Tesla's top Autopilot exec leaves the automaker

Tesla Inc.’s top artificial intelligence executive and a key figure behind its driver assistance system Autopilot is leaving the electric car maker after a months-long sabbatical.

Andrej Karpathy, who joined Tesla in 2017, announced his departure on Wednesday in a series of tweets. He was senior director of AI and led the Autopilot computer vision team that spent years trying to make the company’s cars drive autonomously.

“It has been a great pleasure to help Tesla achieve its goals for the past five years and splitting up has been a difficult decision,” Karpathy wrote. “During that time, Autopilot has graduated from lane keeping to city streets and I look forward to seeing the exceptionally strong Autopilot team continue that momentum.”

The departure adds to a long line of revenue on top of the Autopilot group, which is struggling to realize Elon Musk’s autonomous ambitions. The chief executive officer raised billions of dollars in 2019 after telling Wall Street that Tesla would have 1 million robotic axes on the road the following year. The shared network of self-driving cars Musk described still doesn’t exist, and the systems Tesla is marketing as Autopilot and Full Self-Driving, or FSD, require fully observant drivers to keep their hands on the wheel.

The departure of Karpathy, 35, may reflect challenges Tesla faces with FSD and robotaxis, according to Dan Levy, a Credit Suisse analyst with the equivalent of a buy recommendation on the stock.

“We continue to view Tesla’s AV/robotaxi efforts as ‘show me,'” Levy wrote in a note to customers. Tesla shares fell 1.3 percent to $702.15 as of 6:30 a.m. Thursday, before the start of regular trading.

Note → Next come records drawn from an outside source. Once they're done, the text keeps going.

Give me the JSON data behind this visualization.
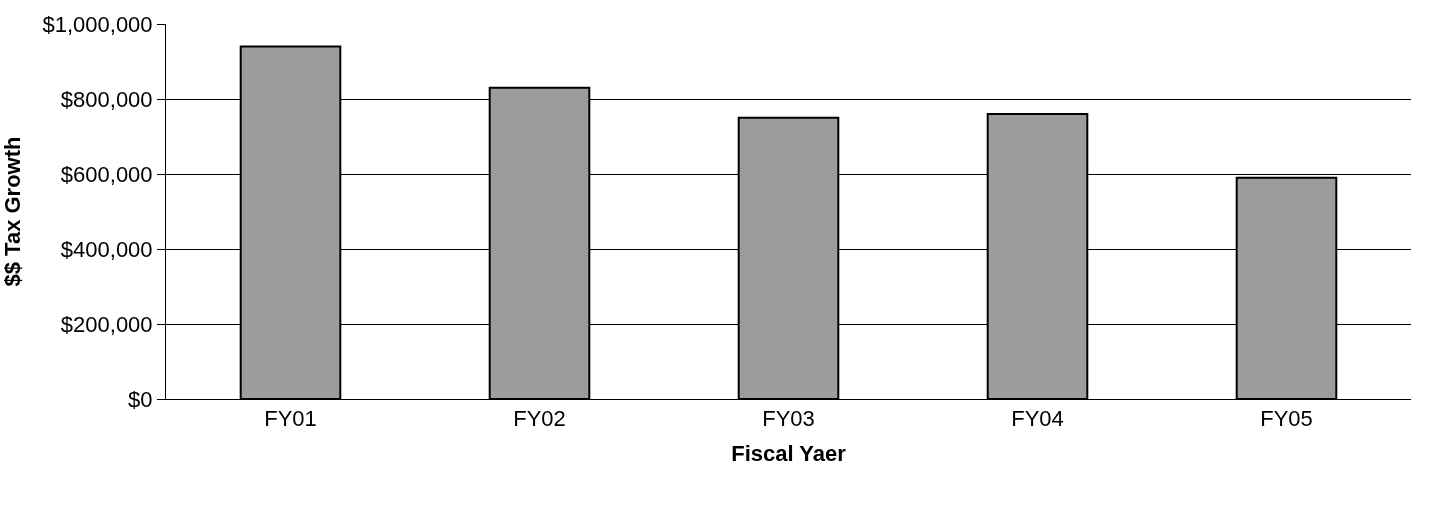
{
  "chart_data": {
    "type": "bar",
    "xlabel": "Fiscal Yaer",
    "ylabel": "$$ Tax Growth",
    "categories": [
      "FY01",
      "FY02",
      "FY03",
      "FY04",
      "FY05"
    ],
    "values": [
      940000,
      830000,
      750000,
      760000,
      590000
    ],
    "color": "#9c9c9c",
    "ylim": [
      0,
      1000000
    ],
    "yticks": [
      {
        "value": 0,
        "label": "$0"
      },
      {
        "value": 200000,
        "label": "$200,000"
      },
      {
        "value": 400000,
        "label": "$400,000"
      },
      {
        "value": 600000,
        "label": "$600,000"
      },
      {
        "value": 800000,
        "label": "$800,000"
      },
      {
        "value": 1000000,
        "label": "$1,000,000"
      }
    ],
    "grid": "y",
    "legend": false
  }
}
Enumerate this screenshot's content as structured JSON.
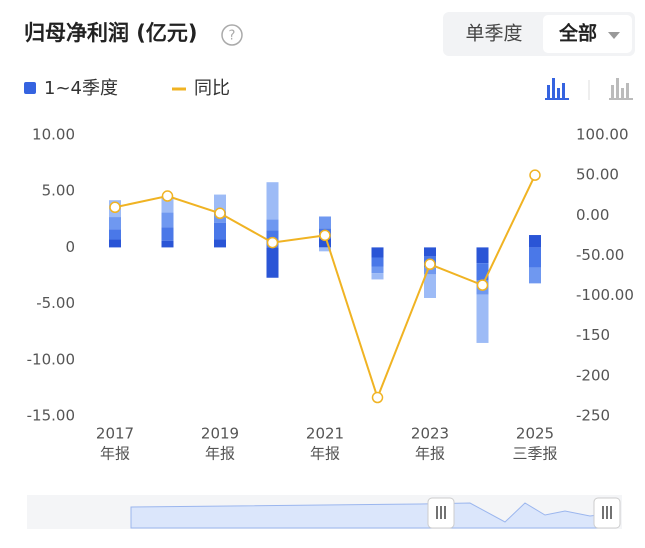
{
  "chart_data": {
    "type": "bar-line",
    "title": "归母净利润 (亿元)",
    "tabs": [
      "单季度",
      "全部"
    ],
    "categories": [
      "2017",
      null,
      "2019",
      null,
      "2021",
      null,
      "2023",
      null,
      "2025"
    ],
    "category_sublabels": [
      "年报",
      null,
      "年报",
      null,
      "年报",
      null,
      "年报",
      null,
      "三季报"
    ],
    "series": [
      {
        "name": "1~4季度",
        "type": "bar",
        "color": "#3563e0",
        "segment_colors": [
          "#2a55d6",
          "#4a78e8",
          "#6f98f0",
          "#9dbbf6"
        ],
        "values": [
          [
            0.7,
            0.9,
            1.1,
            1.5
          ],
          [
            0.6,
            1.2,
            1.3,
            1.4
          ],
          [
            0.7,
            1.5,
            1.0,
            1.5
          ],
          [
            -2.7,
            1.5,
            1.0,
            3.3
          ],
          [
            0.8,
            0.9,
            1.05,
            -0.35
          ],
          [
            -0.9,
            -0.8,
            -0.6,
            -0.55
          ],
          [
            -0.8,
            -1.0,
            -0.6,
            -2.1
          ],
          [
            -1.4,
            -1.5,
            -1.3,
            -4.3
          ],
          [
            1.1,
            -1.8,
            -1.4,
            null
          ]
        ]
      },
      {
        "name": "同比",
        "type": "line",
        "axis": "y2",
        "color": "#f0b323",
        "values": [
          10,
          24,
          2.5,
          -34,
          -25,
          -227,
          -61,
          -87,
          50
        ]
      }
    ],
    "ylim": [
      -15,
      10
    ],
    "yticks": [
      {
        "value": -15,
        "label": "-15.00"
      },
      {
        "value": -10,
        "label": "-10.00"
      },
      {
        "value": -5,
        "label": "-5.00"
      },
      0,
      {
        "value": 5,
        "label": "5.00"
      },
      {
        "value": 10,
        "label": "10.00"
      }
    ],
    "y2lim": [
      -250,
      100
    ],
    "y2ticks": [
      -250,
      -200,
      -150,
      {
        "value": -100,
        "label": "-100.00"
      },
      {
        "value": -50,
        "label": "-50.00"
      },
      {
        "value": 0,
        "label": "0.00"
      },
      {
        "value": 50,
        "label": "50.00"
      },
      {
        "value": 100,
        "label": "100.00"
      }
    ],
    "grid": false
  }
}
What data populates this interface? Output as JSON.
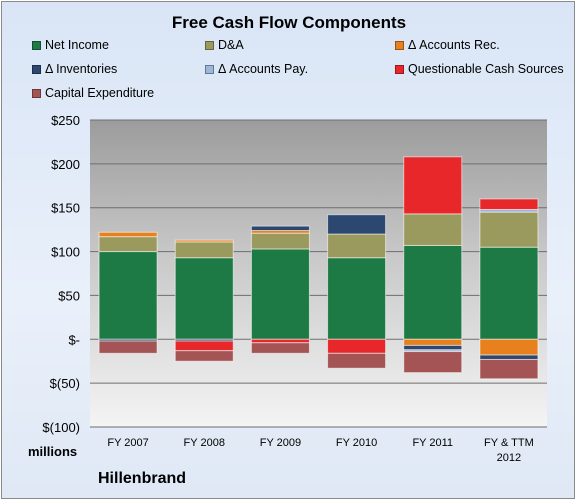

Musk announced that Karpathy was on a roughly four-month sabbatical in March, and Karpathy then tweeted that he was looking forward to returning to Tesla. After Karpathy wrote on Wednesday that he decided to leave the company, Musk replied with thanks and praise.

Karpathy said he had “no concrete plans” for his next act, but would revisit “longstanding passions around technical work in AI, open source and education”.

Autopilot is increasingly controlled by US regulators. Last month, the National Highway Traffic Safety Administration escalated one of its investigations into whether the system is faulty and revealed it had assessed nearly 200 crashes involving vehicles using the technology. The NHTSA’s other failure probe relates to vehicles equipped with Autopilot features that brake suddenly at high speeds.

The change in Tesla’s leadership ranks also follows a move to scale back some of the Autopilot group. Last month, Tesla laid off about 200 data annotation workers and closed an office in San Mateo, California.

A year ago, Musk said responsibility for Autopilot was shared by Karpathy, Ashok Elluswamy and Milan Kovac, and described the group’s leadership as a “knights of the round table” structure.